Solar thermal installation in Soweto: Eskom's Renewable Energy Portfolio Manager, Cedric Worthmann, said that, “Our aim is to encourage as many South Africans as possible to move away from using electric geysers and replace them with solar heated systems instead”.
Eskom, South Africa's state-owned power utility, announced on 13 January 2010 that it will increase the rebates in its solar water heater programme (see the attached announcement). From that day forward, it has granted a cash rebate of up to South African Rand (ZAR) 12,500 to residential home owners or tenants, depending on the size of the system. So far, the maximum incentive amount per system had been capped at ZAR 5,000. This reduces payback periods for installation costs to less than five years
The increase is a result of the Department of Minerals and Energy´s call for the installation of SWHs to reduce the country's electricity consumption of fossil fuels. As Eskom’s Energy Efficiency Manager, Andrew Etzinger, explained in an interview to www.engineeringnews.co.za: "At this stage, we see that the programme is necessary.
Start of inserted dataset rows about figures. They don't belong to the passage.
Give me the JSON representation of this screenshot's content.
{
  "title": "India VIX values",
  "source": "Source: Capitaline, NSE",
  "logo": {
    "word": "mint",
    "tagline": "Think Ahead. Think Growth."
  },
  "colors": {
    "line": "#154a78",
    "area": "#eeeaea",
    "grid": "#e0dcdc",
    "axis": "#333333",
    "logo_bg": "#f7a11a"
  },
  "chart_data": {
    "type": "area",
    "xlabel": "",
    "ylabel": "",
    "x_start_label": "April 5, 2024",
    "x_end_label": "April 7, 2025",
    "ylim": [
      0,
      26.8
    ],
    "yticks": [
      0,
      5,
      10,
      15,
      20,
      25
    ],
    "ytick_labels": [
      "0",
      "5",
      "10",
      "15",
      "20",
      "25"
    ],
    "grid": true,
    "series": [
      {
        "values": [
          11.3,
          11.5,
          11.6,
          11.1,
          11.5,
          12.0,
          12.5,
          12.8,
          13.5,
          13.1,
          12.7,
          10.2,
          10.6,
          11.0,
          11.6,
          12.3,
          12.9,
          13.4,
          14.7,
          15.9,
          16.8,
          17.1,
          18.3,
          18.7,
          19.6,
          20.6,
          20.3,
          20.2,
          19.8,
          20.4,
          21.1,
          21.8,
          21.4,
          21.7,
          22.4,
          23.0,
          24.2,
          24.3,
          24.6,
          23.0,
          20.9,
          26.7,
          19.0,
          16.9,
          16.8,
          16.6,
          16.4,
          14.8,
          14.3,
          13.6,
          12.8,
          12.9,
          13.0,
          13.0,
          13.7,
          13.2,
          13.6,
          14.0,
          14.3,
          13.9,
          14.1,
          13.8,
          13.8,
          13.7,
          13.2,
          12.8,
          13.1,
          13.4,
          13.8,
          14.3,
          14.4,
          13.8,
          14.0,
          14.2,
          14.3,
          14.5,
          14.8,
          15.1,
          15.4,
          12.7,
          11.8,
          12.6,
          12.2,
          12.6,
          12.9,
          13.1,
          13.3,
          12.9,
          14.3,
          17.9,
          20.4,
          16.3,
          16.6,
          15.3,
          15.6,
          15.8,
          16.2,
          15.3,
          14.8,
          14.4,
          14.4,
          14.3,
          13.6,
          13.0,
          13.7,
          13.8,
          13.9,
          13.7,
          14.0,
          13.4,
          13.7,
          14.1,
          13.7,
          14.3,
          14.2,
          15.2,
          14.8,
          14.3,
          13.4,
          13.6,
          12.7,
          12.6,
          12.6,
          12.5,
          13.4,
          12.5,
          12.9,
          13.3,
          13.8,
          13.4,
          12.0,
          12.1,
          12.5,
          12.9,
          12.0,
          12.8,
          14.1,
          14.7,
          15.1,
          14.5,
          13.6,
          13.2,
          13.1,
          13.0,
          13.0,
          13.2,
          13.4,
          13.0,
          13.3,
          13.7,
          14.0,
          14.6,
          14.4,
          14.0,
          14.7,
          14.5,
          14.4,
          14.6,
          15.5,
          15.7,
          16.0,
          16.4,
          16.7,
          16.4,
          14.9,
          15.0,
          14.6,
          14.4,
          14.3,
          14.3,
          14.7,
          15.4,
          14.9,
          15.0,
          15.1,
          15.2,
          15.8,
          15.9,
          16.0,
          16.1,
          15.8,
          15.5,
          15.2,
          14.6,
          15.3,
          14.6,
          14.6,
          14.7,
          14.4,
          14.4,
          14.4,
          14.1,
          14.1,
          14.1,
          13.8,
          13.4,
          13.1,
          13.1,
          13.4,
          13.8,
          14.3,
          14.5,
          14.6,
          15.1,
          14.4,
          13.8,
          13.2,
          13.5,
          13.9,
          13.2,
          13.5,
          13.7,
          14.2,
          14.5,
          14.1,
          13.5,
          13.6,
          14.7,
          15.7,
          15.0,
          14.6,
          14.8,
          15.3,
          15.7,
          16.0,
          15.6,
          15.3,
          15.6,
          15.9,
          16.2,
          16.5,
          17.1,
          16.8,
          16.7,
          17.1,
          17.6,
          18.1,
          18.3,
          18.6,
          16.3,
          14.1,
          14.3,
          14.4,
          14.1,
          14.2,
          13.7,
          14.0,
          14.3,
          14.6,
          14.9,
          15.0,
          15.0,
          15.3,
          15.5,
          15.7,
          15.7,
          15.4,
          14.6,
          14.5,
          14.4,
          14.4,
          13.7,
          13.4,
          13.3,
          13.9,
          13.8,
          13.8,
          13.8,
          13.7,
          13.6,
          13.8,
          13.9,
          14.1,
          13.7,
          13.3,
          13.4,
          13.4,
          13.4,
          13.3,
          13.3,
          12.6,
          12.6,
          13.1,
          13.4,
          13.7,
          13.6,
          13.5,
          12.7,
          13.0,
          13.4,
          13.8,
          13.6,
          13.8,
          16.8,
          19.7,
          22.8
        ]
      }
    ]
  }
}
And so we believe that it will continue as part of the government aspiration of a million solar water heaters over the next five years.” The new frame conditions aim at almost doubling the incentives, which means that the average rebate for a solar system would now be ZAR 6,000, up from 3,000.
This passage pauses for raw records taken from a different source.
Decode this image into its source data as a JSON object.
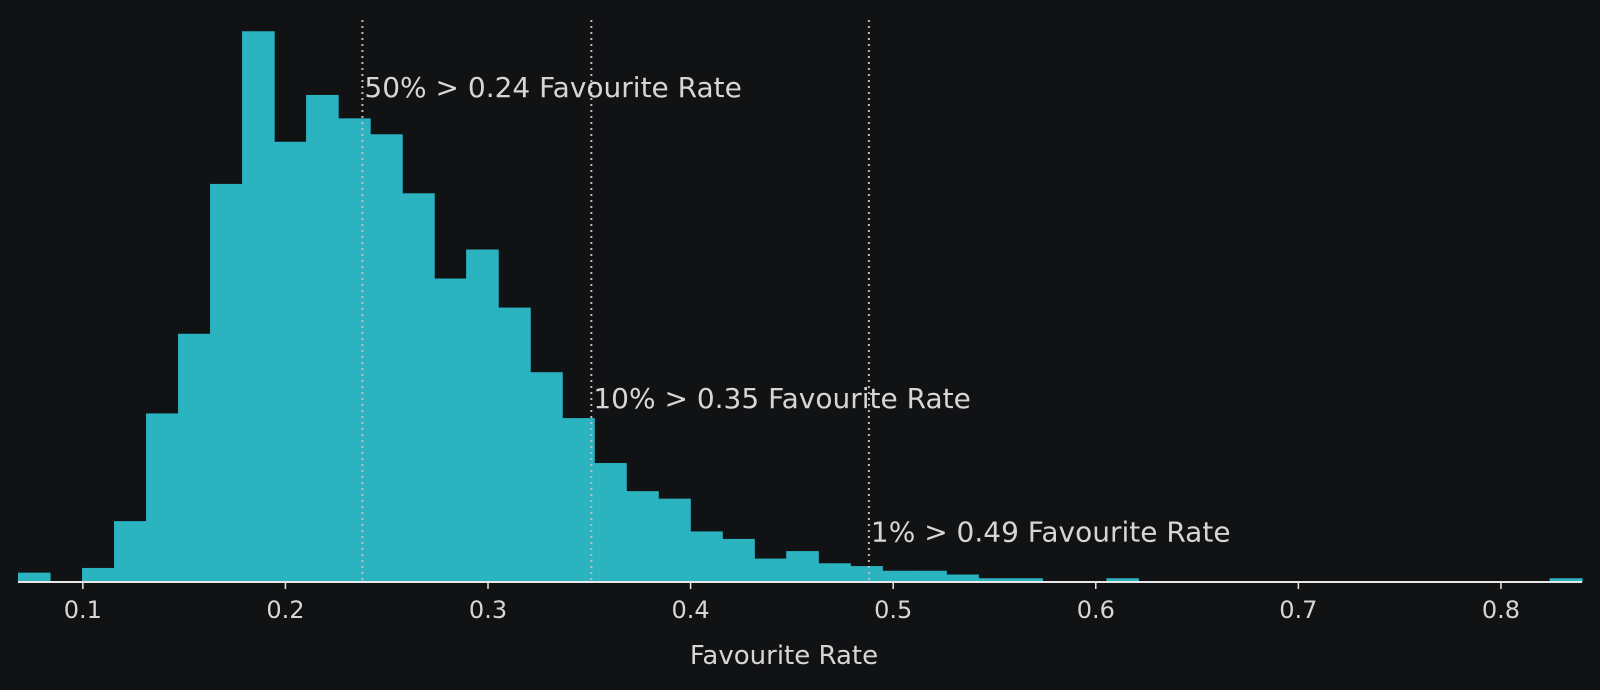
{
  "chart_data": {
    "type": "histogram",
    "title": "",
    "xlabel": "Favourite Rate",
    "ylabel": "",
    "xlim": [
      0.068,
      0.84
    ],
    "ylim": [
      0,
      6.0
    ],
    "grid": false,
    "colors": {
      "background": "#111214",
      "bar": "#2bb3c0",
      "axis": "#e6e6e6",
      "reference_line": "#bdbdbd",
      "text": "#d6d6d6"
    },
    "x_ticks": [
      {
        "value": 0.1,
        "label": "0.1"
      },
      {
        "value": 0.2,
        "label": "0.2"
      },
      {
        "value": 0.3,
        "label": "0.3"
      },
      {
        "value": 0.4,
        "label": "0.4"
      },
      {
        "value": 0.5,
        "label": "0.5"
      },
      {
        "value": 0.6,
        "label": "0.6"
      },
      {
        "value": 0.7,
        "label": "0.7"
      },
      {
        "value": 0.8,
        "label": "0.8"
      }
    ],
    "bins": [
      {
        "x0": 0.068,
        "x1": 0.0838,
        "density": 0.1
      },
      {
        "x0": 0.0838,
        "x1": 0.0996,
        "density": 0.0
      },
      {
        "x0": 0.0996,
        "x1": 0.1154,
        "density": 0.15
      },
      {
        "x0": 0.1154,
        "x1": 0.1312,
        "density": 0.65
      },
      {
        "x0": 0.1312,
        "x1": 0.147,
        "density": 1.8
      },
      {
        "x0": 0.147,
        "x1": 0.1628,
        "density": 2.65
      },
      {
        "x0": 0.1628,
        "x1": 0.1786,
        "density": 4.25
      },
      {
        "x0": 0.1786,
        "x1": 0.1944,
        "density": 5.88
      },
      {
        "x0": 0.1944,
        "x1": 0.2102,
        "density": 4.7
      },
      {
        "x0": 0.2102,
        "x1": 0.226,
        "density": 5.2
      },
      {
        "x0": 0.226,
        "x1": 0.2418,
        "density": 4.95
      },
      {
        "x0": 0.2418,
        "x1": 0.2576,
        "density": 4.78
      },
      {
        "x0": 0.2576,
        "x1": 0.2734,
        "density": 4.15
      },
      {
        "x0": 0.2734,
        "x1": 0.2892,
        "density": 3.24
      },
      {
        "x0": 0.2892,
        "x1": 0.305,
        "density": 3.55
      },
      {
        "x0": 0.305,
        "x1": 0.3208,
        "density": 2.93
      },
      {
        "x0": 0.3208,
        "x1": 0.3366,
        "density": 2.24
      },
      {
        "x0": 0.3366,
        "x1": 0.3524,
        "density": 1.75
      },
      {
        "x0": 0.3524,
        "x1": 0.3682,
        "density": 1.27
      },
      {
        "x0": 0.3682,
        "x1": 0.384,
        "density": 0.97
      },
      {
        "x0": 0.384,
        "x1": 0.3998,
        "density": 0.89
      },
      {
        "x0": 0.3998,
        "x1": 0.4156,
        "density": 0.54
      },
      {
        "x0": 0.4156,
        "x1": 0.4314,
        "density": 0.46
      },
      {
        "x0": 0.4314,
        "x1": 0.4472,
        "density": 0.25
      },
      {
        "x0": 0.4472,
        "x1": 0.463,
        "density": 0.33
      },
      {
        "x0": 0.463,
        "x1": 0.4788,
        "density": 0.2
      },
      {
        "x0": 0.4788,
        "x1": 0.4946,
        "density": 0.17
      },
      {
        "x0": 0.4946,
        "x1": 0.5104,
        "density": 0.12
      },
      {
        "x0": 0.5104,
        "x1": 0.5262,
        "density": 0.12
      },
      {
        "x0": 0.5262,
        "x1": 0.542,
        "density": 0.08
      },
      {
        "x0": 0.542,
        "x1": 0.5578,
        "density": 0.04
      },
      {
        "x0": 0.5578,
        "x1": 0.5736,
        "density": 0.04
      },
      {
        "x0": 0.5736,
        "x1": 0.5894,
        "density": 0.0
      },
      {
        "x0": 0.5894,
        "x1": 0.6052,
        "density": 0.0
      },
      {
        "x0": 0.6052,
        "x1": 0.621,
        "density": 0.04
      },
      {
        "x0": 0.824,
        "x1": 0.84,
        "density": 0.04
      }
    ],
    "reference_lines": [
      {
        "x": 0.238,
        "label": "50% > 0.24 Favourite Rate",
        "label_y": 5.18
      },
      {
        "x": 0.351,
        "label": "10% > 0.35 Favourite Rate",
        "label_y": 1.86
      },
      {
        "x": 0.488,
        "label": "1% > 0.49 Favourite Rate",
        "label_y": 0.43
      }
    ]
  }
}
The main advantage of an increased rebate is the better affordability of solar systems for consumers. The application process still foresees to have the customer pay the full cost of the system upfront and claim the rebate thereafter. Once a complete rebate application is sent to Eskom, the grant will be transferred to the costumer's account within eight weeks of the paperwork being received. The new rebate will be evaluated on a yearly basis and eventually decreased based on market development and energy prices.
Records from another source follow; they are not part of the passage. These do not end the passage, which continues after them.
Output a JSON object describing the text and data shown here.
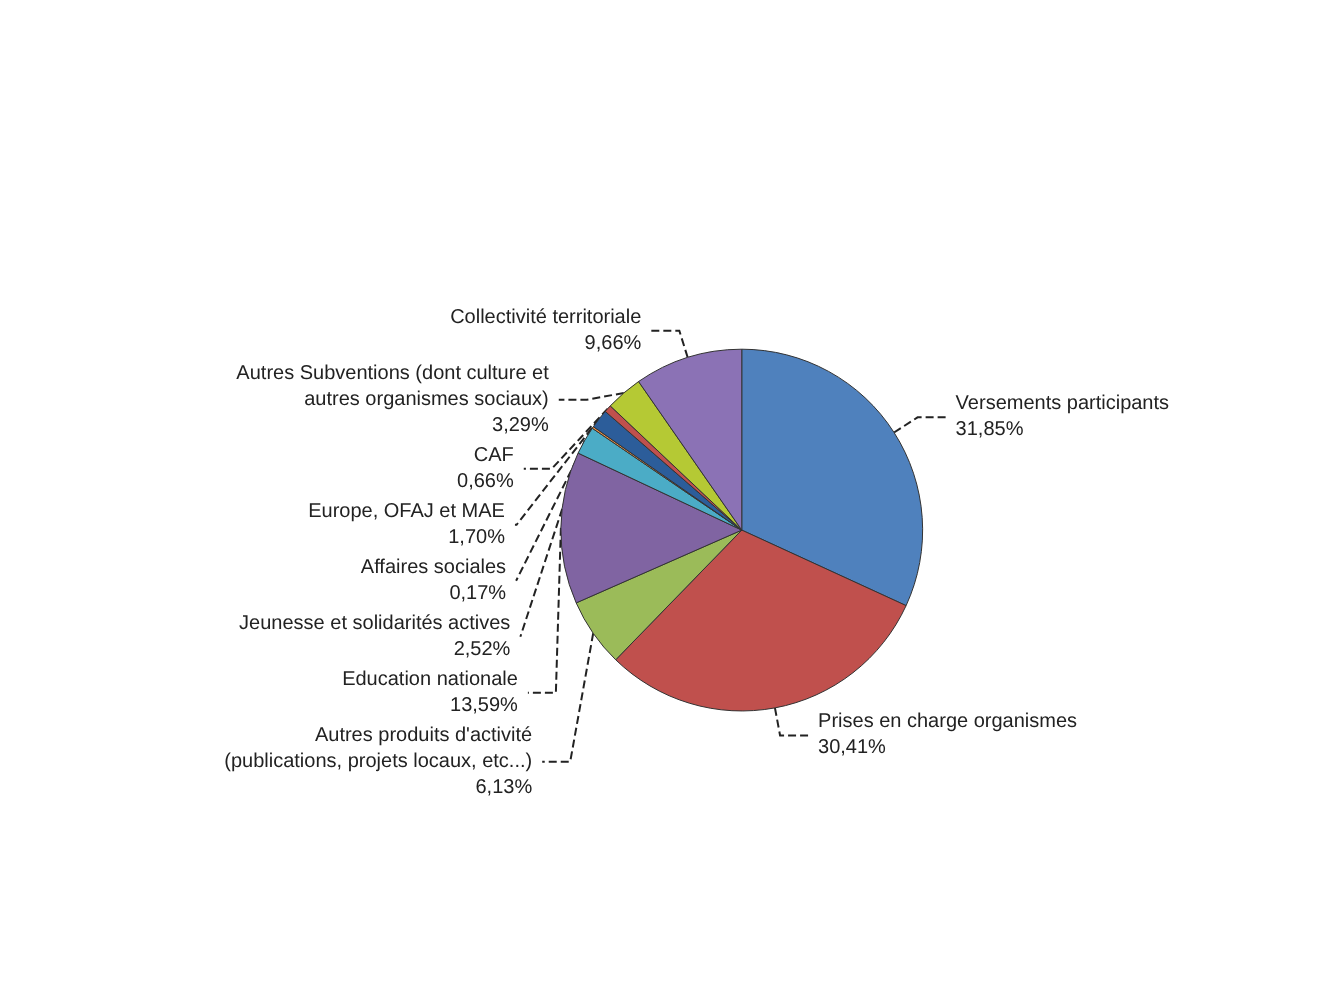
{
  "chart_data": {
    "type": "pie",
    "categories": [
      "Versements participants",
      "Prises en charge organismes",
      "Autres produits d'activité\n(publications, projets locaux, etc...)",
      "Education nationale",
      "Jeunesse et solidarités actives",
      "Affaires sociales",
      "Europe, OFAJ et MAE",
      "CAF",
      "Autres Subventions (dont culture et\nautres organismes sociaux)",
      "Collectivité territoriale"
    ],
    "values": [
      31.85,
      30.41,
      6.13,
      13.59,
      2.52,
      0.17,
      1.7,
      0.66,
      3.29,
      9.66
    ],
    "value_labels": [
      "31,85%",
      "30,41%",
      "6,13%",
      "13,59%",
      "2,52%",
      "0,17%",
      "1,70%",
      "0,66%",
      "3,29%",
      "9,66%"
    ],
    "colors": [
      "#4f81bd",
      "#c0504d",
      "#9bbb59",
      "#8064a2",
      "#4bacc6",
      "#f79646",
      "#2c5d9a",
      "#c0504d",
      "#b5c934",
      "#8b72b5"
    ]
  }
}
“This represents a turnaround in the solar water heating industry and can only have a positive effect. We look forward to an excellent year ahead,” Dylan Tudor-Jones, Chairman of the Sustainable Energy Society’s Solar Water Heating Division and Managing Member of Solar Heat Exchangers, commented in a press release on the 14th of January.
The power utility estimates that there are currently about 4.2 million electric geysers installed throughout the country, but only 76,873 solar water heating systems. The former rebate programme accounted for more than 2,300 SWH installations over the last couple of years. Since its implementation, South Africa saw an increase in the number of suppliers and the quality of SWH systems.